Successful treatment with tirabrutinib for relapsed lymphoplasmacytic lymphoma complicated by Bing-Neel syndrome.

机构信息

Department of Hematology, Oita Prefectural Hospital, 8-1 Bunyo 2-chome, Oita, 870-8511, Japan.
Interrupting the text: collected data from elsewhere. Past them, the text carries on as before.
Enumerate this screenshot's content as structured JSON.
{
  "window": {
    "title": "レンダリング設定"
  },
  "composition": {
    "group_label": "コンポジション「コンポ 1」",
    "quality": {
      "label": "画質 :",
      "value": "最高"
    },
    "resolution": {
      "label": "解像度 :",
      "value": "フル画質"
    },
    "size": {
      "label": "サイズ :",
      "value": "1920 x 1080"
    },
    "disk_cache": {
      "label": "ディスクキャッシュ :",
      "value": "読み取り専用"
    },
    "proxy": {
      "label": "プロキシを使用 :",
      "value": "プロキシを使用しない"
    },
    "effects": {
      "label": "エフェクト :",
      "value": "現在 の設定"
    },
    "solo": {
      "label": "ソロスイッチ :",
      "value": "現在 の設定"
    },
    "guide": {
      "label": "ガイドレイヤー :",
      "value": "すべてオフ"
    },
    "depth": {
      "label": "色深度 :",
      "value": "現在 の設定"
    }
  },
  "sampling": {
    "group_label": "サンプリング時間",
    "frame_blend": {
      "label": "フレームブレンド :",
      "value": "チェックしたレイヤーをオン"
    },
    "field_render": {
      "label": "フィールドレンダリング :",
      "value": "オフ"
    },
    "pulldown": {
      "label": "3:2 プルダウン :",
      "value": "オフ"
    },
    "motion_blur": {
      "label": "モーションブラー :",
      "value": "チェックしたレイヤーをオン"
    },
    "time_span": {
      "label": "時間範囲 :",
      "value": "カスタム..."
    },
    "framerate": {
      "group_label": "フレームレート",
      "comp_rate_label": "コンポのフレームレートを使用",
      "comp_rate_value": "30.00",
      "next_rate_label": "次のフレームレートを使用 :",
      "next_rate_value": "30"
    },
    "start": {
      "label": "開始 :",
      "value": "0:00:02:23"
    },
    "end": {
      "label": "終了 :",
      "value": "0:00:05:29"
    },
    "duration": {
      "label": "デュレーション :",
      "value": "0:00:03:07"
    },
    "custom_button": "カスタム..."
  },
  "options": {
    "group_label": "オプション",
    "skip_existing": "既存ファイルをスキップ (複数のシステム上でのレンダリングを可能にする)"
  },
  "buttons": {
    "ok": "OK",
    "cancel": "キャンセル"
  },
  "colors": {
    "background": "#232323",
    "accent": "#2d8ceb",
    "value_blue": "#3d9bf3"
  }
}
Department of Clinical Laboratory Technology, Oita Prefectural Hospital, Oita, Japan.

出版信息

Int J Hematol. 2022 Apr;115(4):585-589. doi: 10.1007/s12185-021-03246-z. Epub 2021 Oct 26.

Abstract

A 53-year-old woman was diagnosed with lymphoplasmacytic lymphoma (LPL)/Waldenström's macroglobulinemia (WM) in 2008. Six courses of R-COP (rituximab, cyclophosphamide, vincristine, and prednisolone) resulted in complete remission, but LPL/WM relapsed in 2015. After six courses of R-CHOP (rituximab, cyclophosphamide, doxorubicin, vincristine, prednisolone), the M-peak disappeared, but the patient presented with muscle weakness and sensory disturbance in the lower extremities. No lesions were apparent in the brain parenchyma, but T2-weighted magnetic resonance imaging (MRI) showed a signal-hyperintense area with contrast enhancement in the spinal cord at the C2-4 and Th2-3 levels, and cerebrospinal fluid (CSF) examination showed only a few mononuclear cells. In 2020, the patient started to require walking assistance, and MRI findings worsened. Neurologically, lower limb muscle strength was reduced (manual muscle test score 3), and sensations of touch and pain were about 30% of normal. Vibratory sensation was absent at the knees and medial malleoli, accompanied by dysuria due to neurogenic bladder. CSF cell count was 15/μl (all mononuclear cells). Bing-Neel syndrome (BNS) was diagnosed and tirabrutinib was started. Within 2 months of treatment, lower extremity muscle strength had normalized and MRI findings had improved. Tirabrutinib may offer a promising therapeutic option for BNS.

摘要

一位 53 岁女性于 2008 年被诊断为淋巴浆细胞淋巴瘤(LPL)/华氏巨球蛋白血症(WM)。6 个疗程的 R-COP(利妥昔单抗、环磷酰胺、长春新碱和泼尼松)治疗后达到完全缓解,但 LPL/WM 于 2015 年复发。6 个疗程的 R-CHOP(利妥昔单抗、环磷酰胺、多柔比星、长春新碱、泼尼松)治疗后 M 峰消失,但患者出现下肢肌无力和感觉障碍。脑实质无明显病变,但 T2 加权磁共振成像(MRI)显示 C2-4 和 Th2-3 水平脊髓信号高、对比增强的区域,脑脊液(CSF)检查仅显示少量单核细胞。2020 年,患者开始需要辅助行走,MRI 检查结果恶化。神经学检查显示下肢肌力下降(徒手肌力测试评分为 3 分),触觉和痛觉约为正常的 30%。膝和内踝振动觉缺失,伴有因神经性膀胱导致的排尿困难。CSF 细胞计数为 15/μl(均为单核细胞)。诊断为 Bing-Neel 综合征(BNS)并开始使用替拉鲁替尼治疗。治疗 2 个月内,下肢肌力恢复正常,MRI 检查结果改善。替拉鲁替尼可能为 BNS 提供了一种有前景的治疗选择。